Downward trend in unit pricing starting to stabilise

The travel industry continues to cope with serious revenue challenges tied to the worldwide recession.

Published: 11 Aug 2009

The travel industry continues to cope with serious revenue challenges tied to the worldwide recession.

Weak demand, particularly for business travel and groups, and lower yields are leading to declines in important revenue metrics, according to priceline’s president and CEO Jeffery H. Boyd.

“Online travel companies are helping to mitigate this by pouring resources into marketing, promotions, and value pricing to the leisure traveller and there is evidence that the downward trend in unit pricing may be starting to stabilise, at least in the near term,” Boyd said as priceline shared its second quarter results.

Cyclical recovery

During priceline’s second quarter earnings call (posted on Seeking Alpha), Boyd, responding to a query related to cyclical recovery, said, “If you look at the major difference between our business over the last 12 months and in the prior 12 month period, we had very significant benefits in the earlier period from increasing ADRs and very strong fundamental consumer demand.”

“I think that in a cyclical recovery, those benefits would come back and accrue to our industry again. You’d have less discounting and it’s open to question as to whether the discounting is more important than having strong fundamental demand and strong pricing but it’s certainly our preference and I think our business although is performing very well right now in the face of these conditions, it was performing better 12 months ago.”

US airline capacity constraints

The airlines have been steadily reducing their capacity. From distribution perspective, this has limited the number of seats that are available to be sold by every travel agent.

Boyd said there’s no question that it’s the right thing to do from the airline’s perspective and again reducing capacity is about pushing yields up per seat mile flown.

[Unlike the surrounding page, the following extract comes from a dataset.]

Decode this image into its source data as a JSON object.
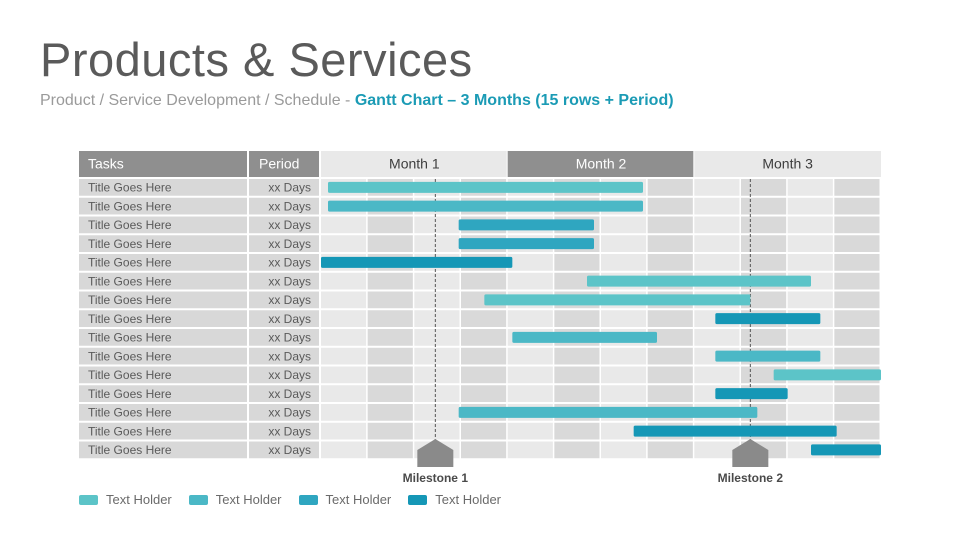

“That’s what they need to do to drive profitability and again, we can allow airlines who are adjusting their schedules to push the pricing up and to be confident that they’ve got a channel to move the distressed inventory if they push it a little bit too far and they’ve got some empty seats in the back of the plane,” he said.

Growth

“We expect our bookings growth rate versus prior year to continue to be negatively impacted by significant decreases in ADRs. Our third quarter guidance is based on an assumption that the rate of decline in our ADRs will flatten to slightly improve in both our domestic and international businesses versus the rates of decline that we saw in Q2,” Boyd said.

“We expect our international growth rate to also be adversely impacted by fluctuations in foreign currency exchange rates.”